True love is about compromise.

You must be able to say, “I am sorry,” or “I was wrong,” or “I hear you.” True love is about listening, and the occasional subjugation of pride. Listening is not about replying, or agreeing, listening is about understanding. When problems arise – and over the long haul, they always arise – passion does not resolve them, neither does making love.

Cultural representations of love are always simple-minded and shallow, they almost never reflect the depth and complexity of a true relationship.

What resolves issues is the deep investment two people make in loving and caring for one another.

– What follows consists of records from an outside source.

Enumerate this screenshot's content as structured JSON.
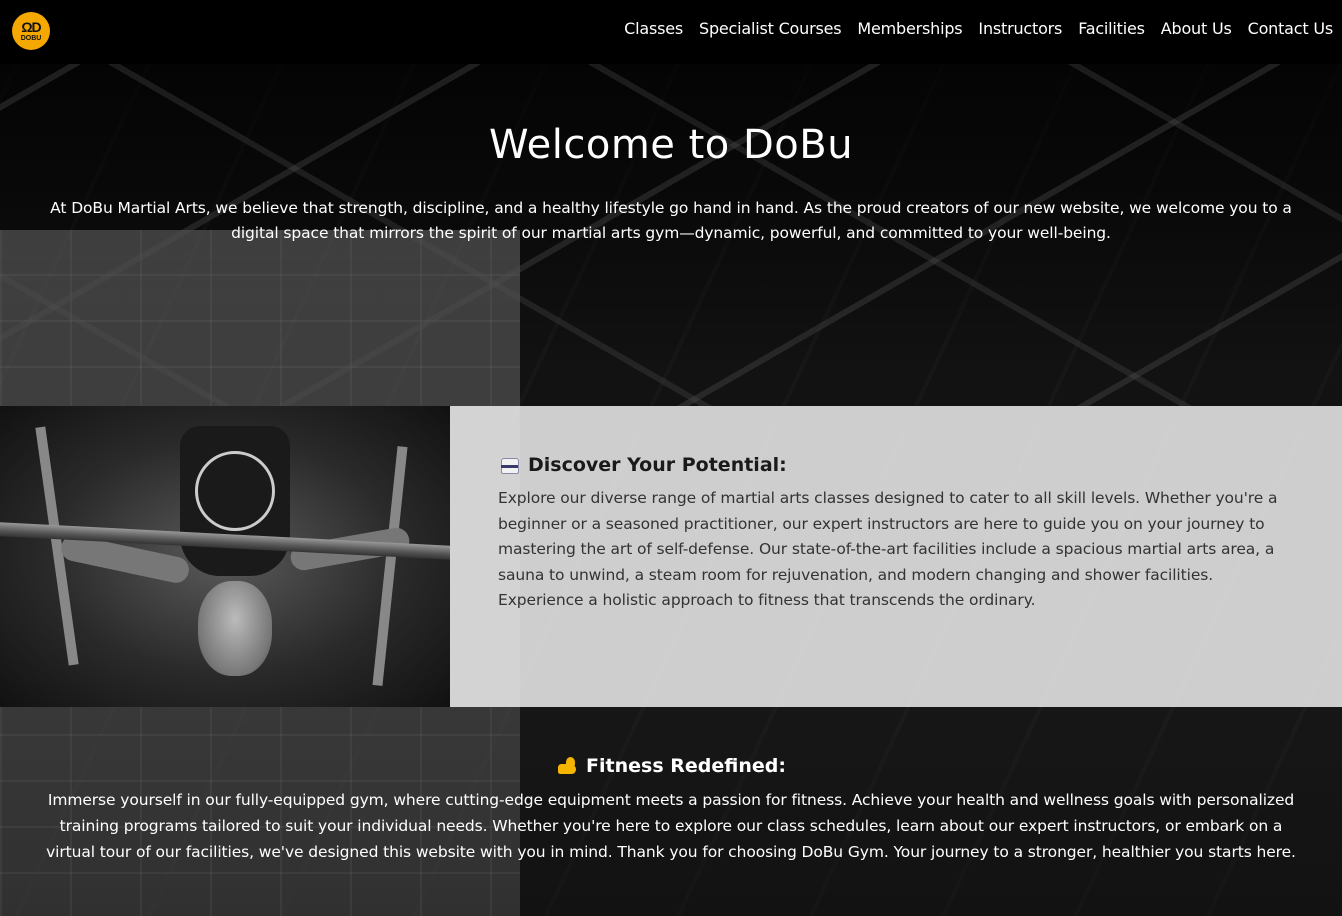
{
  "header": {
    "logo": {
      "mark": "ΩD",
      "word": "DOBU"
    },
    "nav": [
      {
        "label": "Classes"
      },
      {
        "label": "Specialist Courses"
      },
      {
        "label": "Memberships"
      },
      {
        "label": "Instructors"
      },
      {
        "label": "Facilities"
      },
      {
        "label": "About Us"
      },
      {
        "label": "Contact Us"
      }
    ]
  },
  "hero": {
    "title": "Welcome to DoBu",
    "text": "At DoBu Martial Arts, we believe that strength, discipline, and a healthy lifestyle go hand in hand. As the proud creators of our new website, we welcome you to a digital space that mirrors the spirit of our martial arts gym—dynamic, powerful, and committed to your well-being."
  },
  "discover": {
    "icon": "martial-arts-uniform-icon",
    "heading": "Discover Your Potential:",
    "text": "Explore our diverse range of martial arts classes designed to cater to all skill levels. Whether you're a beginner or a seasoned practitioner, our expert instructors are here to guide you on your journey to mastering the art of self-defense. Our state-of-the-art facilities include a spacious martial arts area, a sauna to unwind, a steam room for rejuvenation, and modern changing and shower facilities. Experience a holistic approach to fitness that transcends the ordinary."
  },
  "fitness": {
    "icon": "flexed-biceps-icon",
    "heading": "Fitness Redefined:",
    "text": "Immerse yourself in our fully-equipped gym, where cutting-edge equipment meets a passion for fitness. Achieve your health and wellness goals with personalized training programs tailored to suit your individual needs. Whether you're here to explore our class schedules, learn about our expert instructors, or embark on a virtual tour of our facilities, we've designed this website with you in mind. Thank you for choosing DoBu Gym. Your journey to a stronger, healthier you starts here."
  },
  "colors": {
    "brand": "#f5a800",
    "header_bg": "#000000",
    "panel_bg": "#e8e8e8"
  }
}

My partner’s happiness is my happiness, my partner’s success is my success, her pain is my pain. Love is a manifestation of the term we, it asks for patience, tolerance, and empathy.

It also demands boundaries. I can empathize, but not take my lover’s problems from them, I cannot make myself bigger by trying to solve them for her, I can help her but I cannot save her. Only she can do that. Sometimes, love asks us to let go. Love is nourishment, it grows strength.

Three years ago, I had pain in my chest and shortness of breath, and I went to the doctor and ended up in an ambulance going to the hospital to have emergency open heart surgery.

There are no mirrors in ICU, no one wants the patients to see themselves after that surgery. I happened to pass a glass wall, and saw myself after the surgery. No one wants to look. I was horrified at the tubes and drains and catheters and monitors protruding from my body, I looked, to myself, like a monster in a horror film.

A few moments, Maria and my daughter appeared to see me, and neither could mask the look of genuine shock and fear on their faces. In a few days, the tubes and bandages and needles were gone, and I went home. I felt uglier and more repulsive than ever before in my life.I could not imagine returning to normal.

Maria crawled next to me in my bed and touched my wounds and kissed one of them. She told me I was a handsome and sexy man, she said she was so lucky to have me as a husband, it was wonderful to talk with me and be with me. I’ve been waiting for you my whole life, she said.

The surprising thing to me was that she was telling the truth.  Nothing could have been healthier for me to hear.

She couldn’t fake a thing like that, I would have seen right through it.

She made me understand that whatever my body looked like, what she loved was my soul.  She made me feel whole again.

And surgery had nothing to do with the love of soul. I had the greatest motivation to recover.  We have often traded that role for one another, we have each had or troubles and disappointments, but it is our souls that are connected, and for me, that is what love is.

Love transcends life, it never denies it. I found real love when I was 61, and while I do not tell other people what to do, I do often urge people not to give up on love.

As I entered my sixth decade, I have given up on love, and on sex. I was living in a guarded moat, emotionally and literally. Love broke down the gates to the castle, and opened me to life.

Julie, love is not what you see in the movies or on TV. It is no always, pretty or sexy or simple. But it may be the most wonderful thing on the earth.